Preserving America’s Natural and Cultural Heritage
In 1872, before the U.S. had even seen its hundredth birthday, Yellowstone National Park was established to welcome the adventurous in the wild, rugged territory of Wyoming. It had been a decision arrived at with some practicality: Conservationists wanted to protect the area’s natural treasures — geysers, canyons, waterfalls and hot springs; the army wanted a secure base of operations in the region, and railroad entrepreneurs wanted to give the public a great excuse to ride their new routes westward.
In the best of the American tradition, these demands arrived at mutual satisfaction, but since Wyoming was not yet a state, there was no state government to administer a park there.

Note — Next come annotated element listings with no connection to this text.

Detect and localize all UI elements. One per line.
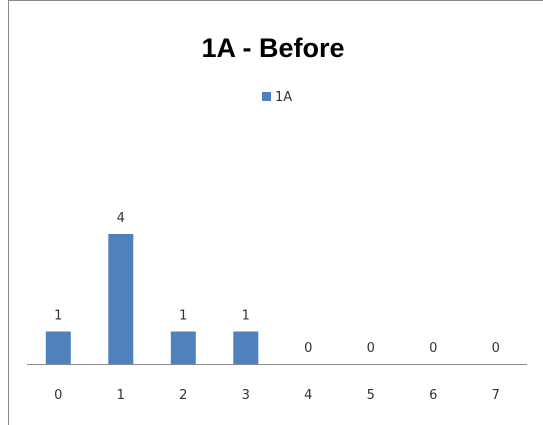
data-label-4: 0 <box>304 341 312 356</box>
chart-title: 1A - Before <box>201 33 344 63</box>
x-tick-label-2: 2 <box>179 388 187 403</box>
legend-label: 1A <box>275 90 292 105</box>
bar-3 <box>233 331 259 364</box>
x-tick-labels-layer: 0 1 2 3 4 5 6 7 <box>54 388 500 403</box>
x-tick-label-0: 0 <box>54 388 62 403</box>
data-labels-layer: 1 4 1 1 0 0 0 0 <box>54 211 500 356</box>
x-tick-label-3: 3 <box>242 388 250 403</box>
legend: 1A <box>262 90 292 105</box>
bar-2 <box>170 331 196 364</box>
x-tick-label-5: 5 <box>367 388 375 403</box>
x-tick-label-6: 6 <box>429 388 437 403</box>
bars-layer <box>45 234 259 364</box>
bar-0 <box>45 331 71 364</box>
data-label-0: 1 <box>54 309 62 324</box>
data-label-1: 4 <box>117 211 125 226</box>
x-tick-label-4: 4 <box>304 388 312 403</box>
x-tick-label-1: 1 <box>117 388 125 403</box>
x-tick-label-7: 7 <box>492 388 500 403</box>
data-label-7: 0 <box>492 341 500 356</box>
legend-swatch <box>262 92 271 101</box>
data-label-2: 1 <box>179 309 187 324</box>
data-label-6: 0 <box>429 341 437 356</box>
bar-1 <box>108 234 134 364</box>
data-label-3: 1 <box>242 309 250 324</box>
data-label-5: 0 <box>367 341 375 356</box>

The task of managing the park therefore fell to the federal government, establishing a national park — the first in a long line of protected areas that would come to protect not only America’s natural beauty, but also its rich cultural heritage.
Today, thanks to the conservation efforts of concerned citizens, forward-thinking legislators and benevolent philanthropists, we may walk among groves of giant sequoias in California, drive the scenic byways of the Shenandoah, catch the first rays of the sun in Maine and marvel at the dusk light-painted walls of the Grand Canyon. We can walk the volcanoes of Hawaii and tour the glaciers of Alaska. We can learn about the life ways of native peoples and pioneers, and stay overnight in historic lodges and cabins. And, in doing so, we too contribute to the preservation of America’s greatest treasures.